Baby faces
This week started off a new quarter at UCLA for me, and while I love learning I’m a teensy bit bitter about the encroachment into my personal time. Between trying to finish my revision, work, and run a photo business, I don’t need the extra homework. Okay, I’m a lot bitter. I was on campus today and I saw a girl who looked super young and it got me all contemplative. The young-looking people are everywhere. Taking over the world, I tell you.
Now, I know I’m not that much older than most of my fellow students, but I feel older. And when I see a campus full of baby-faces, it makes me wonder why there is such a difference. I feel like when I first set out to college I definitely looked younger than I do now, but I didn’t look like jail-bait. My question is whether this stems from the academic environment or the temperament of the students.

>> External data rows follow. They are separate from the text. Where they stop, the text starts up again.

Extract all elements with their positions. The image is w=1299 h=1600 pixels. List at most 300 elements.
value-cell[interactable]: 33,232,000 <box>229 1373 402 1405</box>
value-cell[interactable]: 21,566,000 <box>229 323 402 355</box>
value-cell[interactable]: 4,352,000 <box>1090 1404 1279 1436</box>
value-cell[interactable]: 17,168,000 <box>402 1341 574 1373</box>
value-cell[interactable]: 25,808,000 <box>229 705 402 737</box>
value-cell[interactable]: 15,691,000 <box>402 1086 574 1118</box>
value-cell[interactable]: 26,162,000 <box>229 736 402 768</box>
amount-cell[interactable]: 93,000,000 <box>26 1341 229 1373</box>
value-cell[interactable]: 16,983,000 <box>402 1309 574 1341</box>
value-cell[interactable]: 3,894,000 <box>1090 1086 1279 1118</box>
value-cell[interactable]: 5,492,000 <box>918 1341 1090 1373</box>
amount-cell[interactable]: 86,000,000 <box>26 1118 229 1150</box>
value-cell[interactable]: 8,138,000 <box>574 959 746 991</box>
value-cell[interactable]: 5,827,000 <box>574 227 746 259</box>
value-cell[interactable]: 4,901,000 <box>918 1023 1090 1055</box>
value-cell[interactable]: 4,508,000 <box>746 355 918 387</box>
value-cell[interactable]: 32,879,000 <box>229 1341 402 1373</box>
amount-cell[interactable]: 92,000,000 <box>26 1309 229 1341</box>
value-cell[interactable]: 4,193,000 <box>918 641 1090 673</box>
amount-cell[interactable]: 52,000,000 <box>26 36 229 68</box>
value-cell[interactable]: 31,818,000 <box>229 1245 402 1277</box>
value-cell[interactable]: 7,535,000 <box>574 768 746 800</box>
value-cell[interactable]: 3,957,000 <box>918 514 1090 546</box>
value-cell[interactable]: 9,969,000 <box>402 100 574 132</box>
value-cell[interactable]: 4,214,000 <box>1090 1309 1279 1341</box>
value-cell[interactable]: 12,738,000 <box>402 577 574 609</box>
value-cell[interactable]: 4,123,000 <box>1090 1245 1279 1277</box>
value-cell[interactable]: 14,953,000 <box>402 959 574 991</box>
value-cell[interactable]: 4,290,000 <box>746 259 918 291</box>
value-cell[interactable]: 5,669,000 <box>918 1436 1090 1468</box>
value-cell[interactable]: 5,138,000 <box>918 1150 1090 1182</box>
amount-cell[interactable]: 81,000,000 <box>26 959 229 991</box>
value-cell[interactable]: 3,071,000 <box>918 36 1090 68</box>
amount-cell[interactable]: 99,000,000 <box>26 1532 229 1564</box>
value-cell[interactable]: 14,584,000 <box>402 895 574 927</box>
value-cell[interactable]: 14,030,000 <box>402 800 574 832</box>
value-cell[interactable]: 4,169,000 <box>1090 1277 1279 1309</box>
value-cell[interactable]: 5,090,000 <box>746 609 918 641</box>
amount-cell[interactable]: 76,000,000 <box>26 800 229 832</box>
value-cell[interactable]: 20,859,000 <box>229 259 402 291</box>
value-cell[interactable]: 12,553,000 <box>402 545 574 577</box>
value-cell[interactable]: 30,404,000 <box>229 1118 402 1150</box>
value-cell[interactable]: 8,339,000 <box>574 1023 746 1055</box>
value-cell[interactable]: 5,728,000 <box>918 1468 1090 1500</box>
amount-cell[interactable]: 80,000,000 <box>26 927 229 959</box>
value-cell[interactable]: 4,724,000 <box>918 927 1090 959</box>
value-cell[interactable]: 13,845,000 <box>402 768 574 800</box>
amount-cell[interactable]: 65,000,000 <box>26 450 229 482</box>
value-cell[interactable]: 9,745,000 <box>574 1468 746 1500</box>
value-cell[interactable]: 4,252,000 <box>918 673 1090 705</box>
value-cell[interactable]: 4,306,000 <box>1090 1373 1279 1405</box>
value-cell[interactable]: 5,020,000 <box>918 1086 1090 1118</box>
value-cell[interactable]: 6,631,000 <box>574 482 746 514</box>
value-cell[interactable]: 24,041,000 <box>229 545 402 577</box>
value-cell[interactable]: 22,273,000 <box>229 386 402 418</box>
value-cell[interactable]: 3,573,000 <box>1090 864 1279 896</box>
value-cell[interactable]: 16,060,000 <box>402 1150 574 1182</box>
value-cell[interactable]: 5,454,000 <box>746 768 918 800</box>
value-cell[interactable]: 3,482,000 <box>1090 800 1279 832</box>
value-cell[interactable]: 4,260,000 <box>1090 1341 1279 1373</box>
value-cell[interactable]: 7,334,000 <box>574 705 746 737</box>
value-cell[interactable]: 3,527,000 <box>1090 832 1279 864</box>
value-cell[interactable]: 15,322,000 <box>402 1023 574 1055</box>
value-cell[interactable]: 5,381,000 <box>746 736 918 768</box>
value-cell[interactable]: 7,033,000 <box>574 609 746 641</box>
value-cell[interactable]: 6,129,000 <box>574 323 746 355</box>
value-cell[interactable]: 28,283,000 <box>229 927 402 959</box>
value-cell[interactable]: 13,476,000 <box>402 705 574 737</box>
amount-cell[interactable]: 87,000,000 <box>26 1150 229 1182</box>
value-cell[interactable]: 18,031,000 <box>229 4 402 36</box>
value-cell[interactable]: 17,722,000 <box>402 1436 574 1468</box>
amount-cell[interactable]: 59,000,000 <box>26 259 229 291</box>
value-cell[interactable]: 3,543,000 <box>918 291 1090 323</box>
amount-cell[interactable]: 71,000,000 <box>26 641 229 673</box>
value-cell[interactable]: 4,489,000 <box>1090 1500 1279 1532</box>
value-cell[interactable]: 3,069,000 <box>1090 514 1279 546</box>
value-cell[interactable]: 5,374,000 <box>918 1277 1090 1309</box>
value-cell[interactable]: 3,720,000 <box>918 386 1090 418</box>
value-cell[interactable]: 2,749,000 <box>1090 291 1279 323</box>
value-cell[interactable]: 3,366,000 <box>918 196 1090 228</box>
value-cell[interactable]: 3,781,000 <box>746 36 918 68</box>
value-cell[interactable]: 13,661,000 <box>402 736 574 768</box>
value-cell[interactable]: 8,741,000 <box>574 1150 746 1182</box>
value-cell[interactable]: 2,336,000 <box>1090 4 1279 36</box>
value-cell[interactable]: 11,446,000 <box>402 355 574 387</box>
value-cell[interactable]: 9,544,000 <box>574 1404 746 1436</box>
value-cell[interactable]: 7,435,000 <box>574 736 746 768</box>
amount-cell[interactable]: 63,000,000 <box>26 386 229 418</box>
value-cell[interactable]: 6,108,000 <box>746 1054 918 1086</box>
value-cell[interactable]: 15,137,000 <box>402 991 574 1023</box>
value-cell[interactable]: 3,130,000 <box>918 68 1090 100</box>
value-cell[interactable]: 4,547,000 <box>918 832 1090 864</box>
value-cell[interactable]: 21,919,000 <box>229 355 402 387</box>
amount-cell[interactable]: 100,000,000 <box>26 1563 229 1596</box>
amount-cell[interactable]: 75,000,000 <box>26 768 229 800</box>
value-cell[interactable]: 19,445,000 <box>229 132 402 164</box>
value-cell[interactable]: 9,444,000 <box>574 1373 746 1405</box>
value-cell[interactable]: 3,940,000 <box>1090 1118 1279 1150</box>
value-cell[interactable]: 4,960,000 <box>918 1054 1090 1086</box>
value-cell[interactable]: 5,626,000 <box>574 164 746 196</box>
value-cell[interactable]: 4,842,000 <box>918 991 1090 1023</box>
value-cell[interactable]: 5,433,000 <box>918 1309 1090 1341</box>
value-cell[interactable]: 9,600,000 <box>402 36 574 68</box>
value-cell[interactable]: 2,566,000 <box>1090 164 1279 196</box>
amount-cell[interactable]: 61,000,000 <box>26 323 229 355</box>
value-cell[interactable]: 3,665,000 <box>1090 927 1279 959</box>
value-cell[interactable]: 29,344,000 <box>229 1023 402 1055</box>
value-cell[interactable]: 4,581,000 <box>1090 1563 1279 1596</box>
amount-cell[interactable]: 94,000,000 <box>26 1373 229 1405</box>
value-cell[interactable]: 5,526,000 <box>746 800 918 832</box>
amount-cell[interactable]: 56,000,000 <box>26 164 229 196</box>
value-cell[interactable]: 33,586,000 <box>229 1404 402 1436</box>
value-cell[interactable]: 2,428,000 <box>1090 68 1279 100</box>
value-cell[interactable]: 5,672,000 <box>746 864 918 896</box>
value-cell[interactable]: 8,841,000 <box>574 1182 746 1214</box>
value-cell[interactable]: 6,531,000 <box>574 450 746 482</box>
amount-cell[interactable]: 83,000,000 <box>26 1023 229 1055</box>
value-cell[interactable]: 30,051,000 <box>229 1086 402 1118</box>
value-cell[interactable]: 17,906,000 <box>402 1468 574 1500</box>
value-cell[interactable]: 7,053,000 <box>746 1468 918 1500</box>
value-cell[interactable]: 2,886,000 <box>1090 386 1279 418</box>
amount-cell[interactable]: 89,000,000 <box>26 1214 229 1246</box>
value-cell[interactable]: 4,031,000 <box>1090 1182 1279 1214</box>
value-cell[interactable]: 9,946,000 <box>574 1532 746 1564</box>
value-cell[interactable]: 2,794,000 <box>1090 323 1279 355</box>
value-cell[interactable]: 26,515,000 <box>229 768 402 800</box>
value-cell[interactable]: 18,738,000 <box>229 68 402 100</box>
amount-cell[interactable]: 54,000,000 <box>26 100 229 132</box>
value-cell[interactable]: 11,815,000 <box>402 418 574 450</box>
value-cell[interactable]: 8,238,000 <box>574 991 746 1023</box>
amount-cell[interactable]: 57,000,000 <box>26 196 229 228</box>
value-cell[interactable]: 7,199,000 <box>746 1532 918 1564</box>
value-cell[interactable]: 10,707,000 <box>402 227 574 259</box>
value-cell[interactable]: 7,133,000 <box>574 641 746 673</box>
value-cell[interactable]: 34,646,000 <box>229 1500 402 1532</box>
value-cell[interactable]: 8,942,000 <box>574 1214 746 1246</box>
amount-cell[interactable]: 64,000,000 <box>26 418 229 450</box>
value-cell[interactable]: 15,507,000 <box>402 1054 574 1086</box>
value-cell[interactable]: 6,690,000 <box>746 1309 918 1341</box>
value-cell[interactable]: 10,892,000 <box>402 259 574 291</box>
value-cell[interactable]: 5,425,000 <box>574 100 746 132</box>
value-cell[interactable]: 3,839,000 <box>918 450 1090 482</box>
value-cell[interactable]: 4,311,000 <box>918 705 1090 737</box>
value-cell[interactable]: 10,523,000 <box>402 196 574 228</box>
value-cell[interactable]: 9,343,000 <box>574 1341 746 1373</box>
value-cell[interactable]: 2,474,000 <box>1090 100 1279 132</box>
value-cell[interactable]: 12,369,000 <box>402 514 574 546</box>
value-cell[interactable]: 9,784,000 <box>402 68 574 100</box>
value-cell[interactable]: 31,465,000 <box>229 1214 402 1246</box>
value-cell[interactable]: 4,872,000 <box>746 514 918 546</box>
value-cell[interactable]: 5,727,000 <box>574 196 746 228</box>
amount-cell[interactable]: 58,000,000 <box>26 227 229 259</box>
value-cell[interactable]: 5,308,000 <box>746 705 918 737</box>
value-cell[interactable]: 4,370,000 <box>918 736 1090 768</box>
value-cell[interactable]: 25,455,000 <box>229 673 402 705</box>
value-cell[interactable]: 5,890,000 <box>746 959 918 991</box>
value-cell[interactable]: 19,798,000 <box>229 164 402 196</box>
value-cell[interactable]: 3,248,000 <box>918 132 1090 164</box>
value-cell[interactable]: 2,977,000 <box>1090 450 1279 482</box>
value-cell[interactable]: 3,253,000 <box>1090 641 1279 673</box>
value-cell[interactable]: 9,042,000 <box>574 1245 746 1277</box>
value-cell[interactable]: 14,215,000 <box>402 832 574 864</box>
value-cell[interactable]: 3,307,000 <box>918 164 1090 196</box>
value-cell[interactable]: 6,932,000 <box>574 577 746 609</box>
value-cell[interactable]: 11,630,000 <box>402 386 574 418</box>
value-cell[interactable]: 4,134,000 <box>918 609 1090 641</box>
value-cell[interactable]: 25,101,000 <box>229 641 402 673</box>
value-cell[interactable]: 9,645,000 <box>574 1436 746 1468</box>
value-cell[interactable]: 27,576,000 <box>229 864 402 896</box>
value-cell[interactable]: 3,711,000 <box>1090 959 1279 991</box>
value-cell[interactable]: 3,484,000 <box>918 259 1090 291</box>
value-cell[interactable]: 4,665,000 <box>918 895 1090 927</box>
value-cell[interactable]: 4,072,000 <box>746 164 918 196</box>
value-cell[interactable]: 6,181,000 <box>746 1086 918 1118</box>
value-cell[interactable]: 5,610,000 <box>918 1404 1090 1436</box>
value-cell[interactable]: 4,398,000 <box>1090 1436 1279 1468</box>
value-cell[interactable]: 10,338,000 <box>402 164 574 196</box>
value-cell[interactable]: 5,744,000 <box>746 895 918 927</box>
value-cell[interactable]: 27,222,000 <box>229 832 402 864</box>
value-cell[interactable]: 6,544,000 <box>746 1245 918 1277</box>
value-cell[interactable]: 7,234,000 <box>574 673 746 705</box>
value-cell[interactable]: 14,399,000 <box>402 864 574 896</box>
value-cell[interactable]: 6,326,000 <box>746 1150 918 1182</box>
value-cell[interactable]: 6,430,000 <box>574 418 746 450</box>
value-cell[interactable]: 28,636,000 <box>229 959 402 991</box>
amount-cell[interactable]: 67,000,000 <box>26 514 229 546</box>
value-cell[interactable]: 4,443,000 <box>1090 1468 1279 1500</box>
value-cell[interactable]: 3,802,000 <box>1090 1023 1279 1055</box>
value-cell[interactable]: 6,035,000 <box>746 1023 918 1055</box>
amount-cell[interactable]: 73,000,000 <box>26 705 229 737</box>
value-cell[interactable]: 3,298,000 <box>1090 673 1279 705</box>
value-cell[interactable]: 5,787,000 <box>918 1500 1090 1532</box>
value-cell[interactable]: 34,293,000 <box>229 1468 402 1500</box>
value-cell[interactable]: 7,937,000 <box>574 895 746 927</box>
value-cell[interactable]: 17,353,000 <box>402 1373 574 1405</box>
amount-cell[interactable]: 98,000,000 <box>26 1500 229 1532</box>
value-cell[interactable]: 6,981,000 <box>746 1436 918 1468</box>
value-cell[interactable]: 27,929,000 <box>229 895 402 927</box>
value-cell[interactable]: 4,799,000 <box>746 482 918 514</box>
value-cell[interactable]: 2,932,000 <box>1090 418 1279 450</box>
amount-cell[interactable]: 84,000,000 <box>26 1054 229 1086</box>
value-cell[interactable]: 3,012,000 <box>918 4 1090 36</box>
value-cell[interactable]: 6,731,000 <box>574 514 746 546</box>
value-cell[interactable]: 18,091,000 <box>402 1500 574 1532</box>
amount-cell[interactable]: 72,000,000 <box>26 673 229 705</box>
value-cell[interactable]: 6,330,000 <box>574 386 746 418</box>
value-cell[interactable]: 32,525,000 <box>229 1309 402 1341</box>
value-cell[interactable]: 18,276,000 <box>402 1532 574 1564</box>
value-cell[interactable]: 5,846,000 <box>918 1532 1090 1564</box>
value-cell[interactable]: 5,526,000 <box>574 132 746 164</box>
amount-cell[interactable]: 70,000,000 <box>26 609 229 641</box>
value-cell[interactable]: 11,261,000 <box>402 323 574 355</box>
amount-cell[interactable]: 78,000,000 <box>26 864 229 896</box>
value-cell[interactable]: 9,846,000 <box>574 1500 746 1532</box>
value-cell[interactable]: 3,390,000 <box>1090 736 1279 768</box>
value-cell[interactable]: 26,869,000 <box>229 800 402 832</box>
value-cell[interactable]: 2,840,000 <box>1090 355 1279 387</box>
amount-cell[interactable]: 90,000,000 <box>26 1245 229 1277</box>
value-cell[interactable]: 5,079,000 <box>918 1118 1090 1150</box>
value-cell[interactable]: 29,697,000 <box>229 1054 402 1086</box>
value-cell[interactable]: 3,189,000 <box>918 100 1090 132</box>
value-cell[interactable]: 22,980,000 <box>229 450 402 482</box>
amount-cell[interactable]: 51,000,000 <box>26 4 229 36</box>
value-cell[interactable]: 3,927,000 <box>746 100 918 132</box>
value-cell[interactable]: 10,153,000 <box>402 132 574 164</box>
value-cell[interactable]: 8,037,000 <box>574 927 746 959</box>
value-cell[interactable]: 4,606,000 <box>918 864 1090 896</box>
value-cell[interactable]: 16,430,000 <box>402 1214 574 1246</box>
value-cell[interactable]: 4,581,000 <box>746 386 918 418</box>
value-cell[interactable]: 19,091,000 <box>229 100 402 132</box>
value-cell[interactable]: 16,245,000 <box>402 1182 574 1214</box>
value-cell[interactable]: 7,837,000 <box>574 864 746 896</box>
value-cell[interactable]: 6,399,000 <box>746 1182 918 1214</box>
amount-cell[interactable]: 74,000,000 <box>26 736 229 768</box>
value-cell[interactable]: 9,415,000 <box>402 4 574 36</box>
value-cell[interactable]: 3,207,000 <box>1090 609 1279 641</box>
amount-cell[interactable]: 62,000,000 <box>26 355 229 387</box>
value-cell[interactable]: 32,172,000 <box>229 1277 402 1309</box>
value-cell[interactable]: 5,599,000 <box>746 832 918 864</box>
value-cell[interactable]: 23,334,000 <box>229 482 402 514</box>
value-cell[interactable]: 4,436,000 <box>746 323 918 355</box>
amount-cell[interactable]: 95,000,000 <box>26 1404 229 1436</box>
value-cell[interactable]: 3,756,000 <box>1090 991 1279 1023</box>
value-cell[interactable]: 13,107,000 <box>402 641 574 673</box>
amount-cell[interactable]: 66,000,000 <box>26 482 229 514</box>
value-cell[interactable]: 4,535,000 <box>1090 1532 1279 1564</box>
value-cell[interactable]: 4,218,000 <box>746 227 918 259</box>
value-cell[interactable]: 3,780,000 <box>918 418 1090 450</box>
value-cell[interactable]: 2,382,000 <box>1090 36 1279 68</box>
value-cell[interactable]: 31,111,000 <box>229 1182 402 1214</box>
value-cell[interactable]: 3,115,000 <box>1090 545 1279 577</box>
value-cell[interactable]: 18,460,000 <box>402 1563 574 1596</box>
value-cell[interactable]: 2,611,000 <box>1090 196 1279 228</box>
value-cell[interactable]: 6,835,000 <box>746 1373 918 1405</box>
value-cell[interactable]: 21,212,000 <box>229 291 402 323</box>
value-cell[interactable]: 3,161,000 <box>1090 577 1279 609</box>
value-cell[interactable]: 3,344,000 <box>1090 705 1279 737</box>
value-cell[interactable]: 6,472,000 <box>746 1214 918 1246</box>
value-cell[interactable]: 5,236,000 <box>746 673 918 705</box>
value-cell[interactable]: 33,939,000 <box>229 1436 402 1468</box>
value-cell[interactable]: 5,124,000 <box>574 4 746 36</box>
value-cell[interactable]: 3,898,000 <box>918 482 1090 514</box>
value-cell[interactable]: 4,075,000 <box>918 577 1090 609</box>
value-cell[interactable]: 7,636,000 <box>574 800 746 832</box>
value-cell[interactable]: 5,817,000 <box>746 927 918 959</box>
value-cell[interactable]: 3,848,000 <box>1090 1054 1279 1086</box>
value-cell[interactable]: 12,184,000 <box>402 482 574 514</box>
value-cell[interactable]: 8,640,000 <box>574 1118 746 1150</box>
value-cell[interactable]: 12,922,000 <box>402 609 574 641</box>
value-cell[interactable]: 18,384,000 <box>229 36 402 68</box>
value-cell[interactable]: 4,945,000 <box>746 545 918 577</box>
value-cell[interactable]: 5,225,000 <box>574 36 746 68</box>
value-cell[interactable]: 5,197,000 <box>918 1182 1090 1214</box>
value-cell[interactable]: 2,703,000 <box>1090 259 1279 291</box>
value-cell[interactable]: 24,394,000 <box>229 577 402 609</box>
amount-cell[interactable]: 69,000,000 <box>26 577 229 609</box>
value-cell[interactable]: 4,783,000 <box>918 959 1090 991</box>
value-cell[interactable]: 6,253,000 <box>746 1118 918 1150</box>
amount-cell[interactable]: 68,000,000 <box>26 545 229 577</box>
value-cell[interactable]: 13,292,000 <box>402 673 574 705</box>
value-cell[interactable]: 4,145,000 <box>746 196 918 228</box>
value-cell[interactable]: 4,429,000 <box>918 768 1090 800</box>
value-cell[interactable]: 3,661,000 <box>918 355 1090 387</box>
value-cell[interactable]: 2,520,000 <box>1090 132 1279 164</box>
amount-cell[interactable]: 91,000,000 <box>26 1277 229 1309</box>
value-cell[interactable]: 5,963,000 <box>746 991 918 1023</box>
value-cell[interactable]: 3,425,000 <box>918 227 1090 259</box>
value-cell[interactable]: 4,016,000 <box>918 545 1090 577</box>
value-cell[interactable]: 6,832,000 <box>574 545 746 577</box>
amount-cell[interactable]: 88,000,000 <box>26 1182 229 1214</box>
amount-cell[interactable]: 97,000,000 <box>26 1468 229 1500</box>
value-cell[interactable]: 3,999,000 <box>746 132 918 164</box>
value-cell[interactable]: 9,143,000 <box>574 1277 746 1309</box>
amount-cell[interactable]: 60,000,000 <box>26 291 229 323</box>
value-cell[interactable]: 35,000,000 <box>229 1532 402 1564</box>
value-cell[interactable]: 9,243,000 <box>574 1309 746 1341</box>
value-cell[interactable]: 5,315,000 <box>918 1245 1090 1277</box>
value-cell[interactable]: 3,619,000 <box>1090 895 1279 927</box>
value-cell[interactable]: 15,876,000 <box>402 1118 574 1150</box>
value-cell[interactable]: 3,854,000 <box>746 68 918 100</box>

At Emerson everyone was an artist, or at least they regarded themselves as such, and they all looked like real people. Was this because of the self-inflicted tortured-artist mentality so many of the Emersonians had? Did the heavy burden of the human condition weigh us down mentally and physically? Were we scrubbed of our fresh-faced enthusiasm by the raw winds of the city and its many rejections?
Many students at UCLA are from California and I wonder if the more relaxed lifestyle so often equated with SoCal actually makes a physical difference in its residents. Does less stress mean more resilience? Does a student population with fewer art students mean less worry about the reality of existence? Or do they just have better face creams?
If it’s the face cream, please tell me where I can get some.